EM SÃO MIGUEL O ANJO

quarta-feira, 15 de janeiro de 2020

CONTOS DE MIGUEL TORGA


 A RESSURREIÇÃO
De Miguel Torga
Gostei tanto de ler os “CONTOS DA MONTANHA” DE Miguel Torga, que me dei ao cuidado de aqui transcrever um “pedaço” inicial de uma dessas narrativas.

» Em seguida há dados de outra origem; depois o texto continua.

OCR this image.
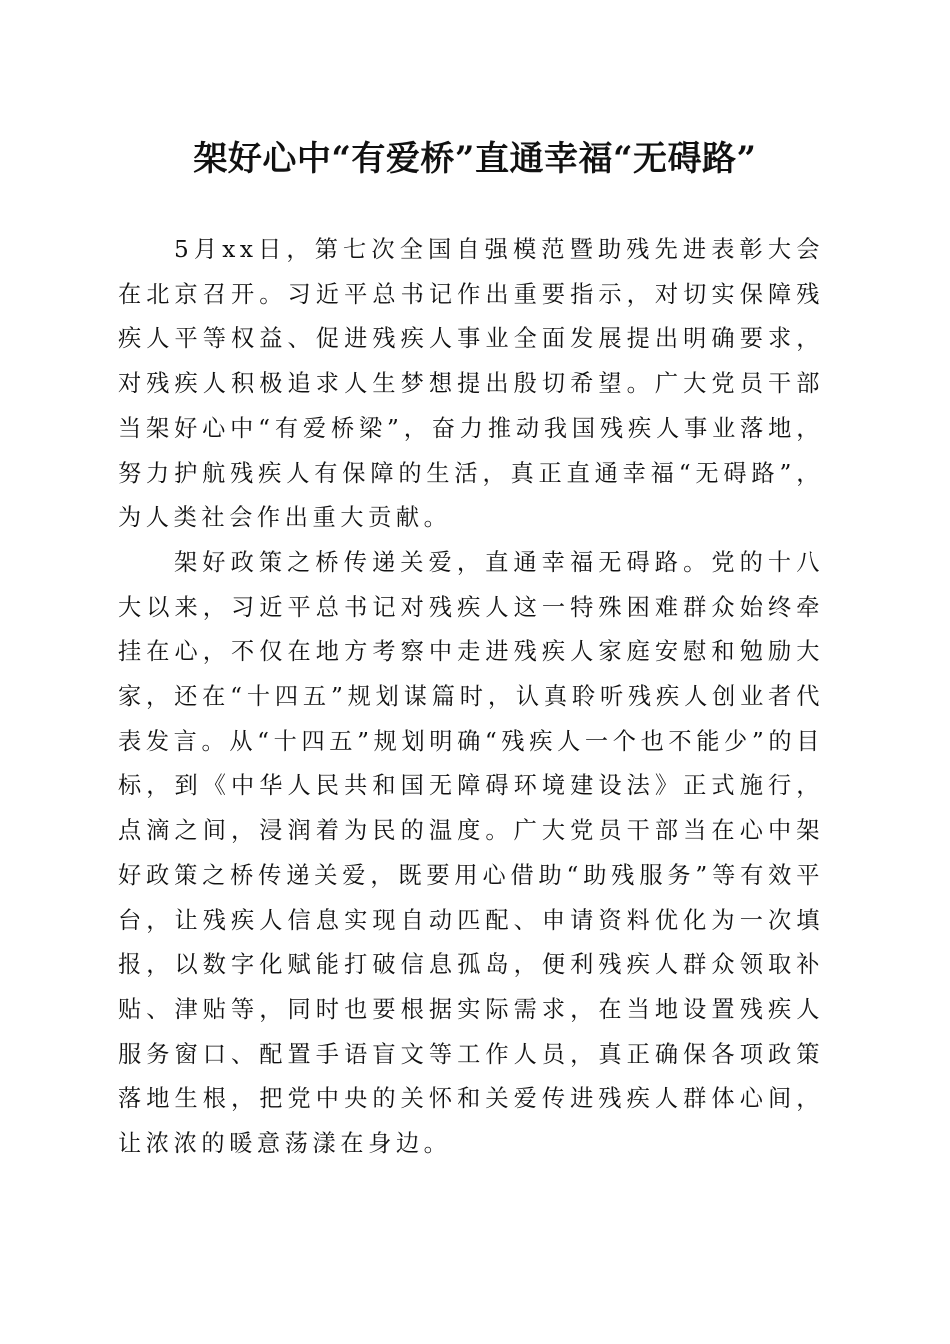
架好心中“有爱桥”直通幸福“无碍路”

5月xx日，第七次全国自强模范暨助残先进表彰大会在北京召开。习近平总书记作出重要指示，对切实保障残疾人平等权益、促进残疾人事业全面发展提出明确要求，对残疾人积极追求人生梦想提出殷切希望。广大党员干部当架好心中“有爱桥梁”，奋力推动我国残疾人事业落地，努力护航残疾人有保障的生活，真正直通幸福“无碍路”，为人类社会作出重大贡献。

架好政策之桥传递关爱，直通幸福无碍路。党的十八大以来，习近平总书记对残疾人这一特殊困难群众始终牵挂在心，不仅在地方考察中走进残疾人家庭安慰和勉励大家，还在“十四五”规划谋篇时，认真聆听残疾人创业者代表发言。从“十四五”规划明确“残疾人一个也不能少”的目标，到《中华人民共和国无障碍环境建设法》正式施行，点滴之间，浸润着为民的温度。广大党员干部当在心中架好政策之桥传递关爱，既要用心借助“助残服务”等有效平台，让残疾人信息实现自动匹配、申请资料优化为一次填报，以数字化赋能打破信息孤岛，便利残疾人群众领取补贴、津贴等，同时也要根据实际需求，在当地设置残疾人服务窗口、配置手语盲文等工作人员，真正确保各项政策落地生根，把党中央的关怀和关爱传进残疾人群体心间，让浓浓的暖意荡漾在身边。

- “Não há em toda a montanha terra tão desgraçada e tão negra como Saudel. Aquilo nem são casas, nem lá mora gente. São tocas com bichos dentro.
Apesar disso, Cristo Nosso Senhor, aos domingos, digna-se visitar a aldeia na pessoa do padre Unhão, que vem rezar missa ao nascer do sol. O padre apeia-se da égua, assoa-se a um lenço tabaqueiro encardido, tosse, dá duas badaladas no sino e entra numa igreja tão escura e tão gelada, que se lembra sempre duma pneumonia dupla. Diz o intróito com muita solenidade, sobe as escadas de granito, lê, treslê, vira-se, volta-se, benze-se, e, por fim, prega.
É sempre uma descompostura de cima abaixo: que ninguém presta. Que os pais são assim, que as mães são assado, que as filhas são porcas, que os filhos são brutos, que é tudo uma miséria.
Saudel, abismado, ouve. Depois, à saída, pôs-se a ruminar. Quem irá dizer lá em cima tão mal do povo? Os homens cavam de manhã à noite, as mulheres parem quantas vezes a Virgem Maria quer, os rapazes e as raparigas vão com o gado… Quem irá meter coisas daquelas nos ouvidos de Deus?
Seja quem for, o certo é que no domingo seguinte, Nosso Senhor, sempre pela boca sem dentes do abade, recomeça a ralhar: “Que o fim do mundo está perto e que não haja ilusões. Todos para as profundezas do inferno! Os velhos, as velhas e os novos. Ficam só as ovelhas.
Saudel, aí, desespera. Chora umas lágrimas negras, barrentas, e geme como quem uiva.
Os rebanhos na serra sem pastor! O que teriam dito de Saudel no céu!
E o pior é que nem o próprio padre Unhão descortina saída para semelhante calamidade, depois da falência do remédio que tentou. Seguro de que a misericórdia divina tudo pode, resolveu salvar o desterrado lugarejo e a sua endemoninhada gente, através de um ato coletivo de expiação. Endoenças. Estava a Semana Santa à porta. Realizasse o povo Endoenças e remisse os pecados na dor e na oração.
Saudel, lanzudo como os carneiros, nem sequer percebeu o que eram Endoenças.
E foi preciso o padre explicar. Eram a Paixão e a Morte do Nosso Senhor Jesus Cristo, representadas ao natural. (…/…)”
- E pronto. Nem me atrevo a descrever mais deste conto de Miguel Torga. É muito interessante, mas ao fazê-lo, lembro e relembro e tenho sempre presente e perturbantemente, aquele sermão, aqueles sermões continuados e cansativos e repetidos diariamente, em cinco dias de festa religiosa e profana da Senhora da Natividade. Pois da mesma forma que em Saudel o padre Unhão falava como um pastor para as ovelhas, da mesma forma bufam, tossem e cospem os altifalantes espalhados pelas ruas da minha aldeia maiata às portas da cidade do Porto.